Wonderland Park on Ackerman Island (trailer)
Ask most locals today about the island that once existed in downtown Wichita and you may get blank stares.
In the 1870s, a sandbar island began to form in the Arkansas River between Douglas and 2nd Street — an island that came to be known as Ackerman Island.
The island’s glory days began in 1905, when the Coney Island Amusement Company christened Wonderland Park, described in The Eagle as “a dizzying array of rides, games, shows and food stands.”
The history of Wonderland Park was the subject of a recent short film by local filmmaker Sara Harmon, and it is screening in Wichita this weekend.
“For Your Amusement: The Wonderland Park on Ackerman Island” is showing for free at 4 p.m. Sunday at Harvester Arts, 215 N. Washington.
Wonderland Park lasted until 1919, when wartime manpower shortages and the dawn of the automobile age spelled the end for the place, which was accessible by bridges from the west and east banks of the Arkansas River.
“Suddenly they had the cars, and people weren’t interested in Wonderland Park,” Dick Shacklett, a former park worker, told the The Eagle in a 1983 article. “The cars put Wonderland out of business the way TV did the theaters.”
Because of the island’s unique location on the Arkansas River, it was subject to federal law, rather than city law — and at the time it was illegal in Wichita to have entertainment on Sundays.
The island was a place Wichitans could go for Sunday baseball, open-air theater, roller-coaster rides, carnival-style entertainment, concessions and other such fun.
In 1934, the island was connected to the mainland as part of a Works Progress Administration project, which provided jobs “for hordes of hungry, unemployed men,” according to a file Eagle article.
“With thousands of shovels and wheelbarrows, the men knocked down the island’s baseball stadium, attached the land mass to the west side and closed the book on Ackerman Island,” the article read.
The land where Ackerman Island was is now the site of the River Vista Apartments and Exploration Place
Ackerman Island was described in the Eagle article as “a trolley-car ride and a world away from prim, proper turn-of-the-century Wichita. ... It became an island of adventure in a sea of reserve.”
The mini-documentary — which runs for about 20 minutes — was aided by $350 from ICT Soup, a monthly crowdfunding dinner to support arts projects in the city.
It premiered at the 2018 Tallgrass Film Festival.
Harmon, the filmmaker behind the project, said a screening last year at the Wichita-Sedgwick County Historical Museum was standing-room only.
“I’m a big fan of media and I like history, so I’m able to combine those two together,” she said.
After Sunday’s screening at Harvester Arts, the film will screen again for free at 2 p.m. Feb. 16 at the historical museum, 204 S. Main.

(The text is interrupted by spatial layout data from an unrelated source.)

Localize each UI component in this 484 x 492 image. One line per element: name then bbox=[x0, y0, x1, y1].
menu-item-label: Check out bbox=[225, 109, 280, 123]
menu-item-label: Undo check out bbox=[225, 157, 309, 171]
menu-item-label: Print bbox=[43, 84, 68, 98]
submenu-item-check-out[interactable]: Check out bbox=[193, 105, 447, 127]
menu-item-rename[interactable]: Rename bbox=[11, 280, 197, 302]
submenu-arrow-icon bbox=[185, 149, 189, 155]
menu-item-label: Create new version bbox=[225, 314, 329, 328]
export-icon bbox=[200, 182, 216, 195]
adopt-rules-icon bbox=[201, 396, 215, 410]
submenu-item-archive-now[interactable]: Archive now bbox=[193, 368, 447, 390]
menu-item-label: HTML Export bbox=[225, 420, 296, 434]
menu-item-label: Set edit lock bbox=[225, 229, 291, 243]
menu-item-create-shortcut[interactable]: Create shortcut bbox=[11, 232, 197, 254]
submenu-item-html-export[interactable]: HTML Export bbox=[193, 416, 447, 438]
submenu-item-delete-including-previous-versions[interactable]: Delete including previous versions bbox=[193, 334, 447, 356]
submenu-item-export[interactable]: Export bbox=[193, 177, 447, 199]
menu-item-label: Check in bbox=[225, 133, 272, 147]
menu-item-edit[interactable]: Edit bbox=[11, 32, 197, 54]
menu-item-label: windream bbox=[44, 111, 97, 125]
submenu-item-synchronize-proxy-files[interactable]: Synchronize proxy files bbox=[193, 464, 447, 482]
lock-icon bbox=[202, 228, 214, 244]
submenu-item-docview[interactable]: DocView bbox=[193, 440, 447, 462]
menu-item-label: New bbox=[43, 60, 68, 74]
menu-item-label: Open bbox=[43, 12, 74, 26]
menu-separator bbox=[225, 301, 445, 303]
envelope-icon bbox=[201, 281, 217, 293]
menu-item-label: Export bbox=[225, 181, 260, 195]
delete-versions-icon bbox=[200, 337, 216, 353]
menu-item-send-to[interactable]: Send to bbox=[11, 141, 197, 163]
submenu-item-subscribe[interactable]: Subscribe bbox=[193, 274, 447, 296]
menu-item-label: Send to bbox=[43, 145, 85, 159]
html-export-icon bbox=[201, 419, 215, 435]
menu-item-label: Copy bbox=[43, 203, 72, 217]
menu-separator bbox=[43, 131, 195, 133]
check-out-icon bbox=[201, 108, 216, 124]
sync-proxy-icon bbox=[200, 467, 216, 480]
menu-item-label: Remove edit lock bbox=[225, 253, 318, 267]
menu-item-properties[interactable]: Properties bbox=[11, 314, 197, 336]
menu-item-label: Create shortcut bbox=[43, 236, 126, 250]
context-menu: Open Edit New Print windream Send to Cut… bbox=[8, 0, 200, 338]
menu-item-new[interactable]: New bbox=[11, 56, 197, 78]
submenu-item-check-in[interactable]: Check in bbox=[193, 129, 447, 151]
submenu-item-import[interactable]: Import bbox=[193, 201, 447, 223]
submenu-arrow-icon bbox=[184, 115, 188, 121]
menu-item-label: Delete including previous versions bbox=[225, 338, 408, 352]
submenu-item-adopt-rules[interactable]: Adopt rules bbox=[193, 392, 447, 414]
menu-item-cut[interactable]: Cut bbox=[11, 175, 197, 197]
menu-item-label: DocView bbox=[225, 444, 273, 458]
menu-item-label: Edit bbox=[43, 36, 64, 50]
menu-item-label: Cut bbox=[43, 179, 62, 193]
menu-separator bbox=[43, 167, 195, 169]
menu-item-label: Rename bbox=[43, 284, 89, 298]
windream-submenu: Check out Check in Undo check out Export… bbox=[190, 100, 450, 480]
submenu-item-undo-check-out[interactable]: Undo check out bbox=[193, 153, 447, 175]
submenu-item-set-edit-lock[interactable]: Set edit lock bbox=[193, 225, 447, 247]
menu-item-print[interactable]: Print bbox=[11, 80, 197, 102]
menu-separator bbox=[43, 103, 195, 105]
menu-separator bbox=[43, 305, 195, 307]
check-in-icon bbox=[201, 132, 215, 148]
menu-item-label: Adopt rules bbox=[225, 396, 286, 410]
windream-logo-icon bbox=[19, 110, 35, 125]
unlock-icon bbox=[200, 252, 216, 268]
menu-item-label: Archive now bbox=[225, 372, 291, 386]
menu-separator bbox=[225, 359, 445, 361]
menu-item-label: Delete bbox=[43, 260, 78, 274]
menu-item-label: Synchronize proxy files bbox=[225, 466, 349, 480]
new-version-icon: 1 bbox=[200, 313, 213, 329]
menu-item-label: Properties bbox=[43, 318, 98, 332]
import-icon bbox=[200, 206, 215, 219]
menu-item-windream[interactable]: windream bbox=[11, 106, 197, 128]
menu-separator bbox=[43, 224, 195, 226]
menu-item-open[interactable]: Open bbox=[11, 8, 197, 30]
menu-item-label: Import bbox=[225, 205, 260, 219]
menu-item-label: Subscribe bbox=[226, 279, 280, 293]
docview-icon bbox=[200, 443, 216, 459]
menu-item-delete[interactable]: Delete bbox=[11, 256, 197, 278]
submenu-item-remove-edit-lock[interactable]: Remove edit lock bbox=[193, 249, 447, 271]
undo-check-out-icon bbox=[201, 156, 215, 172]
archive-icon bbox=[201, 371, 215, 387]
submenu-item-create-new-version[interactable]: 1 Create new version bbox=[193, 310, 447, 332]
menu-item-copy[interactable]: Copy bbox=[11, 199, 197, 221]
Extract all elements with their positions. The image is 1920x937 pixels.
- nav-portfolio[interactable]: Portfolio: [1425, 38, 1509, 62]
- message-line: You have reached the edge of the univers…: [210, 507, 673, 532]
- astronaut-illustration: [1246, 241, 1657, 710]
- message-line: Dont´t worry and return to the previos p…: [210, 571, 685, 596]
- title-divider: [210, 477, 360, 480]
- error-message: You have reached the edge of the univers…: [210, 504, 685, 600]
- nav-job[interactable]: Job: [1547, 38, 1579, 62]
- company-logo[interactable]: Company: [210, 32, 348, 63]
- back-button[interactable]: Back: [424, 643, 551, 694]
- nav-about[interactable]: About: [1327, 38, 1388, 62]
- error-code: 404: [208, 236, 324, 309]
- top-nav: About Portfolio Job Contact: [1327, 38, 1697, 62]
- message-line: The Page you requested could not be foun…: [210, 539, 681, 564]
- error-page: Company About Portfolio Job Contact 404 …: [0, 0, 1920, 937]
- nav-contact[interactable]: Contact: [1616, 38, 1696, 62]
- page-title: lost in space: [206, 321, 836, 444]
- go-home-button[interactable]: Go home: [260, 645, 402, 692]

After the Sunday screening, ICT Soup will be hosting its monthly fundraising dinner from 5-7 p.m. at Harvester Arts — get a bowl of soup for suggested donations of $10 for adults and $5 for students, all while hearing about new creative projects in town.
For more information on the film, visit www.facebook.com/wonderackerland.
‘For Your Amusement: The Wonderland Park on Ackerman Island’
When: 4 p.m. Sunday
Where: Harvester Arts, 215 N. Washington
What: 20-minute mini-documentary on Wonderland Park, Wichita’s first amusement park.